Interleukin (IL)-2, a T cell growth factor, has the unique ability to promote the development, proliferation and differentiation of T cells after combining with IL-2 receptors (IL-2Rs),which consists of IL-2Rα (also known as CD25), IL-2Rβ (also known as CD122), and IL-2Rγ (also known as CD132). Thus, IL-2Rs can be divided into low affinity receptor (only IL-2Rα), intermediate affinity receptors (containing IL-2Rβ and IL-2Rγ) and high affinity receptors (containing IL-2Rα, IL-2Rβ and IL-2Rγ) [23–25],which have different affinities for binding to IL-2. In these three categories, intermediate affinity receptor is present mostly on CD8 + T cells and NK cells, which has a low affinity for IL-2 and requires high-dose IL-2 to bind to it, while high affinity receptor is expressed on the activated lymphocyte such as Treg cells, which has a high affinity for IL-2 (dissociation constant (Kd) ≈ 10− 11 M) and can be easily activated by low-dose IL-2 [26]. It has been confirmed that IL-2 has pleiotropic function act and the dose of IL-2 may be a driver of the imbalance between autoimmunity and immune tolerance, which means that IL-2 can act as a pro-inflammatory factor to promote autoimmune inflammatory response under the high-dose IL-2 on the one hand, and act as an anti-inflammatory factor to maintain immune tolerance under the low-dose IL-2 on the other hand [23, 24]. The therapies targeted the recovery of the number or function of Treg cells have become a hot topic in clinical trials [19, 27] and the effect of low-dose IL-2 has essential role in the proliferation, differentiation and function of Treg cells [27–29], which is a significant impact on immunology research. A single and open clinical trial have showed that low-dose IL-2 had a broad therapeutic potential to treat 11 autoimmune diseases effectively and safely by expanding and activating Treg cells[30], and which also has been confirmed in other autoimmune diseases [31–34].And we have demonstrated that low-dose IL-2 has potential therapeutic prospects in alleviating the disease activity of rheumatoid arthritis by expanding the number of Treg cells to restore the balance of Th17/Treg in the peripheral blood[25].But the effect of low-dose IL-2 therapy in AAV is still unknown, which needs further exploration.

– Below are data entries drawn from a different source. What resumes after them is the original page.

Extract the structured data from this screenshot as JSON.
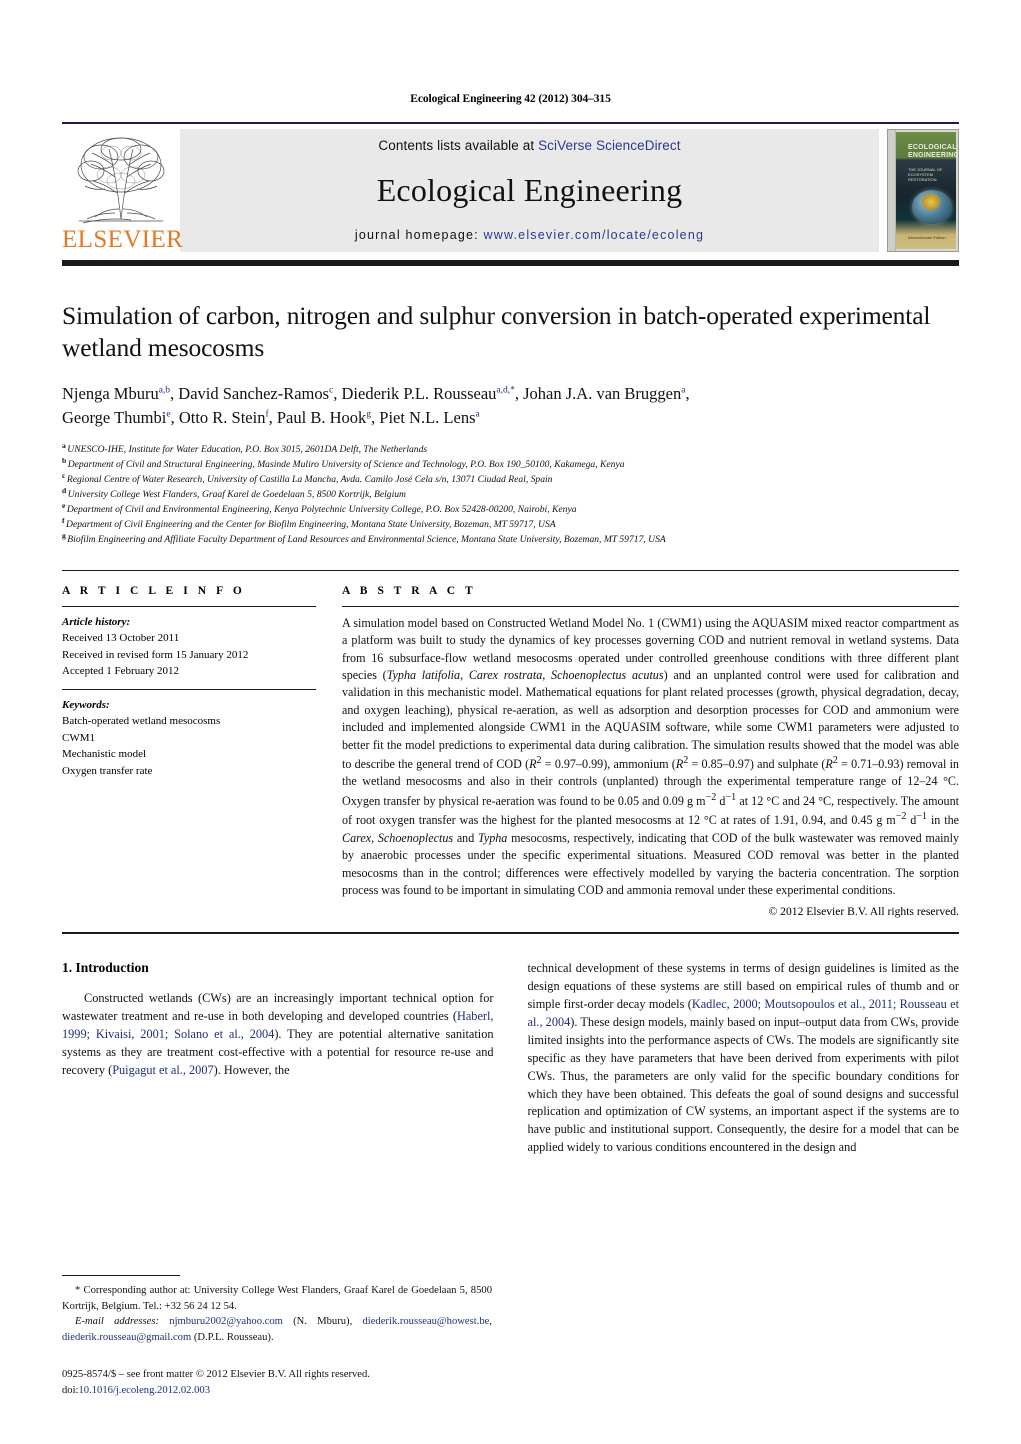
{
  "running_head": "Ecological Engineering 42 (2012) 304–315",
  "header": {
    "contents_prefix": "Contents lists available at ",
    "contents_link": "SciVerse ScienceDirect",
    "journal_title": "Ecological Engineering",
    "homepage_prefix": "journal homepage: ",
    "homepage_url": "www.elsevier.com/locate/ecoleng",
    "publisher": "ELSEVIER",
    "cover": {
      "title": "ECOLOGICAL ENGINEERING",
      "subtitle": "THE JOURNAL OF ECOSYSTEM RESTORATION",
      "footer": "Internationale Edition"
    }
  },
  "article": {
    "title": "Simulation of carbon, nitrogen and sulphur conversion in batch-operated experimental wetland mesocosms",
    "authors_line1": "Njenga Mburu",
    "authors": [
      {
        "name": "Njenga Mburu",
        "sup": "a,b"
      },
      {
        "name": "David Sanchez-Ramos",
        "sup": "c"
      },
      {
        "name": "Diederik P.L. Rousseau",
        "sup": "a,d,*"
      },
      {
        "name": "Johan J.A. van Bruggen",
        "sup": "a"
      },
      {
        "name": "George Thumbi",
        "sup": "e"
      },
      {
        "name": "Otto R. Stein",
        "sup": "f"
      },
      {
        "name": "Paul B. Hook",
        "sup": "g"
      },
      {
        "name": "Piet N.L. Lens",
        "sup": "a"
      }
    ],
    "affiliations": [
      {
        "mark": "a",
        "text": "UNESCO-IHE, Institute for Water Education, P.O. Box 3015, 2601DA Delft, The Netherlands"
      },
      {
        "mark": "b",
        "text": "Department of Civil and Structural Engineering, Masinde Muliro University of Science and Technology, P.O. Box 190_50100, Kakamega, Kenya"
      },
      {
        "mark": "c",
        "text": "Regional Centre of Water Research, University of Castilla La Mancha, Avda. Camilo José Cela s/n, 13071 Ciudad Real, Spain"
      },
      {
        "mark": "d",
        "text": "University College West Flanders, Graaf Karel de Goedelaan 5, 8500 Kortrijk, Belgium"
      },
      {
        "mark": "e",
        "text": "Department of Civil and Environmental Engineering, Kenya Polytechnic University College, P.O. Box 52428-00200, Nairobi, Kenya"
      },
      {
        "mark": "f",
        "text": "Department of Civil Engineering and the Center for Biofilm Engineering, Montana State University, Bozeman, MT 59717, USA"
      },
      {
        "mark": "g",
        "text": "Biofilm Engineering and Affiliate Faculty Department of Land Resources and Environmental Science, Montana State University, Bozeman, MT 59717, USA"
      }
    ]
  },
  "info": {
    "heading": "A R T I C L E  I N F O",
    "history_label": "Article history:",
    "history": [
      "Received 13 October 2011",
      "Received in revised form 15 January 2012",
      "Accepted 1 February 2012"
    ],
    "keywords_label": "Keywords:",
    "keywords": [
      "Batch-operated wetland mesocosms",
      "CWM1",
      "Mechanistic model",
      "Oxygen transfer rate"
    ]
  },
  "abstract": {
    "heading": "A B S T R A C T",
    "copyright": "© 2012 Elsevier B.V. All rights reserved."
  },
  "intro": {
    "heading": "1.  Introduction",
    "left_p1_a": "Constructed wetlands (CWs) are an increasingly important technical option for wastewater treatment and re-use in both developing and developed countries (",
    "left_ref1": "Haberl, 1999; Kivaisi, 2001; Solano et al., 2004",
    "left_p1_b": "). They are potential alternative sanitation systems as they are treatment cost-effective with a potential for resource re-use and recovery (",
    "left_ref2": "Puigagut et al., 2007",
    "left_p1_c": "). However, the",
    "right_a": "technical development of these systems in terms of design guidelines is limited as the design equations of these systems are still based on empirical rules of thumb and or simple first-order decay models (",
    "right_ref1": "Kadlec, 2000; Moutsopoulos et al., 2011; Rousseau et al., 2004",
    "right_b": "). These design models, mainly based on input–output data from CWs, provide limited insights into the performance aspects of CWs. The models are significantly site specific as they have parameters that have been derived from experiments with pilot CWs. Thus, the parameters are only valid for the specific boundary conditions for which they have been obtained. This defeats the goal of sound designs and successful replication and optimization of CW systems, an important aspect if the systems are to have public and institutional support. Consequently, the desire for a model that can be applied widely to various conditions encountered in the design and"
  },
  "footnote": {
    "star": "*",
    "corresp": "Corresponding author at: University College West Flanders, Graaf Karel de Goedelaan 5, 8500 Kortrijk, Belgium. Tel.: +32 56 24 12 54.",
    "email_label": "E-mail addresses:",
    "email1": "njmburu2002@yahoo.com",
    "email1_who": "(N. Mburu),",
    "email2": "diederik.rousseau@howest.be",
    "email3": "diederik.rousseau@gmail.com",
    "email_who2": "(D.P.L. Rousseau)."
  },
  "imprint": {
    "line1": "0925-8574/$ – see front matter © 2012 Elsevier B.V. All rights reserved.",
    "doi_label": "doi:",
    "doi": "10.1016/j.ecoleng.2012.02.003"
  },
  "colors": {
    "link": "#1f2f7a",
    "elsevier_orange": "#e87722",
    "header_band": "#e9e9e9"
  }
}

Our study assessed the absolute number of CD4 + T cell subsets in patients with AAV and HCs by flow cytometry and analyzed the relationship between the cells and disease activity indicators to explore the role of Treg cells in the progression of AAV. And we compared the changes of CD4 + T cell subsets before and after the low-dose IL-2 therapy to evaluate the effect of it on CD4 + T cell subsets. In addition, we also compared the changes of disease activity before and after the low-dose IL-2 therapy to evaluate its efficacy on AAV.